Tuesday, January 24, 2012

He can't wait!

.

When the President gives his campaign State of the Union speech this evening, he will, no doubt, make a plea for an end to the divisive, grid-locked and do-nothing behavior of Congress. We say amen to that as today marks the 1000th day since the Democratic-controlled Senate passed a budget* while sitting on between 20-30 jobs-related bills that have passed the House.

So, have at it, Mr. President and let'er rip!





H/T: Hot Air


* Then again, perhaps not having a budget put together and passed by poor ol' Harry Reid and his gang of big spenders really is cause for celebration.

4 comments:

drozz said...

I'll save everyone the time of watching. Obama will come up, cherry pick or straight fabricate a statistic, and demand the entitled class ( rich folk who don't vote D) pay more taxes in the name of fairness. Thats right, we get a lecture on fairness from an entitled elitist.

Lessee what else...o yeah, remind everyone he saved millions of jobs with the stimulus, created millions in the green sector, and killed bin laden. Everything that went wrong was the republicans' fault, and remind everyone that in voting this coming election, people should focus on where he wants to take us, and not on these past three years.

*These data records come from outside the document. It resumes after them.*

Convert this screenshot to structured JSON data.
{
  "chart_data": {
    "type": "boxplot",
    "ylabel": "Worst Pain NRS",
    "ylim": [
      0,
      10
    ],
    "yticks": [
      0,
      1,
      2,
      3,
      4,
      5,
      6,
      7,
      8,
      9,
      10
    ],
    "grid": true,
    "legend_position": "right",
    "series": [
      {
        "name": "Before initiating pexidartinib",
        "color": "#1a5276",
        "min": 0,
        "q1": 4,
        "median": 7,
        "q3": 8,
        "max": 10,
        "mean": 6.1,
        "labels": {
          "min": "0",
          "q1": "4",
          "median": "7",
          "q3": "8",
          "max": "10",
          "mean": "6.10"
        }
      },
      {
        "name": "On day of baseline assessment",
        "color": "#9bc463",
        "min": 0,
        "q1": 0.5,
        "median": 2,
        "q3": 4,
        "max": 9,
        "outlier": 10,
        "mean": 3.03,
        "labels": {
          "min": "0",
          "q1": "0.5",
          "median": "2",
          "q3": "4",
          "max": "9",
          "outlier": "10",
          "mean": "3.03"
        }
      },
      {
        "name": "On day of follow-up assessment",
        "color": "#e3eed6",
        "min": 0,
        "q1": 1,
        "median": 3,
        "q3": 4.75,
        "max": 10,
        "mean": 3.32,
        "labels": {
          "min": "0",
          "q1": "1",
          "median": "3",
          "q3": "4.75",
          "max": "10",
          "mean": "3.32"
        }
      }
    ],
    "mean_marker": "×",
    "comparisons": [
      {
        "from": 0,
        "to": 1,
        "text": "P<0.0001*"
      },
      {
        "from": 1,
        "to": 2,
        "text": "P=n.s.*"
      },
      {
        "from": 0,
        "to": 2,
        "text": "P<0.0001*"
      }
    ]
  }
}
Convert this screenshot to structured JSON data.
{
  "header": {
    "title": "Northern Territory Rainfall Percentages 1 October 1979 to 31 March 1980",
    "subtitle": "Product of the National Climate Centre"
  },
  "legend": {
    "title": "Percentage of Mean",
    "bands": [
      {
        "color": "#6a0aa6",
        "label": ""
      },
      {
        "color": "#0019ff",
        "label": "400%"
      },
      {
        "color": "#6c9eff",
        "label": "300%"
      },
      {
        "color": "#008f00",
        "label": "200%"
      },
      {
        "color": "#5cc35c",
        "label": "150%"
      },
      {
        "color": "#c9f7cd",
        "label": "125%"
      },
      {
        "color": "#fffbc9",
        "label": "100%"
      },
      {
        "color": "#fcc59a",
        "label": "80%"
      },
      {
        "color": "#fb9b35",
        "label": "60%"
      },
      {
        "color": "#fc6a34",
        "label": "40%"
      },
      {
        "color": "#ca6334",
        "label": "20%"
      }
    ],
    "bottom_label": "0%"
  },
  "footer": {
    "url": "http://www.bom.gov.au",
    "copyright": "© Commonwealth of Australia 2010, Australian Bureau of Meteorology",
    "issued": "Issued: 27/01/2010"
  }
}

If the republicans had any stones they would show up in golf clothes, or at least demand everyone hold their applause and cheering.

Dean said...

Golf clothes! +1


SOTU drinking game: A slug of your favorite beverage if he uses "fairness/fair share", "investment(s)", "infrastructure" and a double slug if he mentions "bridges" or high-speed choo-choos.

SarahB said...

You missed a word for the game: "tough choices"

I loved the part where he bitched about how he wants an up or down vote from the Senate on appointments....um, doesn't he have a majority over there already?

The whole thing hurt more to listen to than the sinus infection I've had all week.

Dean said...

Missed it. Was watching womens hoops.

But seriously folks...

I think he was referring to the time-honored tradition of the Senate minority party's ability to block both legislation and appointments.